Innovation boosts productivity, creates more and better jobs, enhances competitiveness and grows an economy.
From 1964 to 2005, 65 per cent of Australia’s economic growth per capita came from improvements in capital and labour – thanks to innovation.
Yet, Australia has one of the lowest rates of start-up formation in the world. Less than one in two Australian firms identify themselves as innovators. And just 1.5 per cent developed “new to the world” innovations in 2011, compared to between 10 to 40 per cent in other OECD countries.
What’s worse, more than 60 per cent of Australian innovators kept innovations within the company.
As a result, some of our best and brightest are moving overseas to places like Hong Kong and Singapore to start their own businesses.
If Australia is to remain a prosperous and competitive nation in a digital future, something needs to change.

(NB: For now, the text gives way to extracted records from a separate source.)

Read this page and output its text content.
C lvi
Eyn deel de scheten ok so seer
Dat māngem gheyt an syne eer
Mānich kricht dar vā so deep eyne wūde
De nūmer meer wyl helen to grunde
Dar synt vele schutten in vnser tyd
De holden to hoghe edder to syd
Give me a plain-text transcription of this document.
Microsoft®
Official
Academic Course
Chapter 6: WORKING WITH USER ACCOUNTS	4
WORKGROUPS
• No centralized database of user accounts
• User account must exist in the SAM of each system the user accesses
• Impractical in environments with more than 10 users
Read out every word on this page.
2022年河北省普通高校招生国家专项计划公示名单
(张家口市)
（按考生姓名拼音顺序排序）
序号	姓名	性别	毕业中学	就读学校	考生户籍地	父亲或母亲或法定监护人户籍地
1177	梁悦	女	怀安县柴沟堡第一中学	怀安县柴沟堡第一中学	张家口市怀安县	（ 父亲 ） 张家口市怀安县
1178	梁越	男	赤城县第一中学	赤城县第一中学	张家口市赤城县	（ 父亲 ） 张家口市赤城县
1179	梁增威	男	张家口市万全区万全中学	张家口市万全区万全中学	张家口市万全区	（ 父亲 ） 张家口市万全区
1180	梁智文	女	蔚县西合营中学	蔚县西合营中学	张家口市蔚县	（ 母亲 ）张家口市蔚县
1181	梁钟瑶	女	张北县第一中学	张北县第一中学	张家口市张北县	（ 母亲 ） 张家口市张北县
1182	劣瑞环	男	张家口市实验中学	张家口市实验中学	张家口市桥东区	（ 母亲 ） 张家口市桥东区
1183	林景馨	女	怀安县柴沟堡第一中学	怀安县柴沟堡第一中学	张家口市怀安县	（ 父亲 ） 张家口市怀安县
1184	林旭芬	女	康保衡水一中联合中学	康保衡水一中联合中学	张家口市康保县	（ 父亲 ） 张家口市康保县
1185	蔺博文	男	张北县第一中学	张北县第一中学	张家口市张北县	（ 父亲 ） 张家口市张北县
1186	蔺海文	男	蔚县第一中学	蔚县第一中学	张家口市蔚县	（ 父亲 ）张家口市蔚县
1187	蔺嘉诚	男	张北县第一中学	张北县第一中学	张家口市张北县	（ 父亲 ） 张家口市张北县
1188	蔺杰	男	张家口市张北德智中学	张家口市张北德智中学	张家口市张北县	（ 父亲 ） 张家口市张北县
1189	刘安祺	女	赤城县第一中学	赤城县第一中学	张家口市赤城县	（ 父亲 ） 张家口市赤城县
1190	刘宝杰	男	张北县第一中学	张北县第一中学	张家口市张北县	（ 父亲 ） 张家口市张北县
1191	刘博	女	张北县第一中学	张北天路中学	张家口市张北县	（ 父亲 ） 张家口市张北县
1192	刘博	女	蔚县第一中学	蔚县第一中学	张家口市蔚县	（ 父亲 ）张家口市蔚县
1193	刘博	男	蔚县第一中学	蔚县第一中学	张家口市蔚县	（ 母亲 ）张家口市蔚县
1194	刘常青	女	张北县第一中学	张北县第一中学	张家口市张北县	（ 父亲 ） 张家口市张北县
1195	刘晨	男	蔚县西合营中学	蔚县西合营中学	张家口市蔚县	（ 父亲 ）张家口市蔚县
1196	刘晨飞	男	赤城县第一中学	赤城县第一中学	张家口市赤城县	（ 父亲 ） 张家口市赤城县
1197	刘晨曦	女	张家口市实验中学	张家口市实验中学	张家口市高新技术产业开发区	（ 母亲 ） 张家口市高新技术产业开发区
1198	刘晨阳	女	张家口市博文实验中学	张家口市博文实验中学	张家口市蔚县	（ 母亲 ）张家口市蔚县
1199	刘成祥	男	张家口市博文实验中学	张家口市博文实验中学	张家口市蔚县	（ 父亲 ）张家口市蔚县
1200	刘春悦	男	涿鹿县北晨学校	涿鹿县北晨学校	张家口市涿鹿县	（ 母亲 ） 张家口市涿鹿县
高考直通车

And the Federal Opposition acknowledges this. Over the last two years, we have created a suite of policies that will drive a new generation of innovators, risk-takers and wealth-creators.
Our policies include:
- creating a Startup Year at universities so students can develop their ideas, get business know-how and connect with finance
- creating two new visa classes to attract the best global entrepreneurial talent to help build Australia’s growing startup ecosystem
- creating a new platform for government to engage our best and brightest minds in solving public policy problems, based on the US Government’s challenge.gov
- establishing an Innovation Investment Partnership, which brings together venture capital, superannuation funds and startup stakeholders to identify and overcome barriers to investment and
- developing a National Digital Workforce Plan
Australians are bright and creative and we’re not afraid to take risks. It’s up to government to create the right environment for innovation and entrepreneurship to flourish.
The future of our nation depends on it.
And to those talented Australian expatriates living in Hong Kong, we want you back.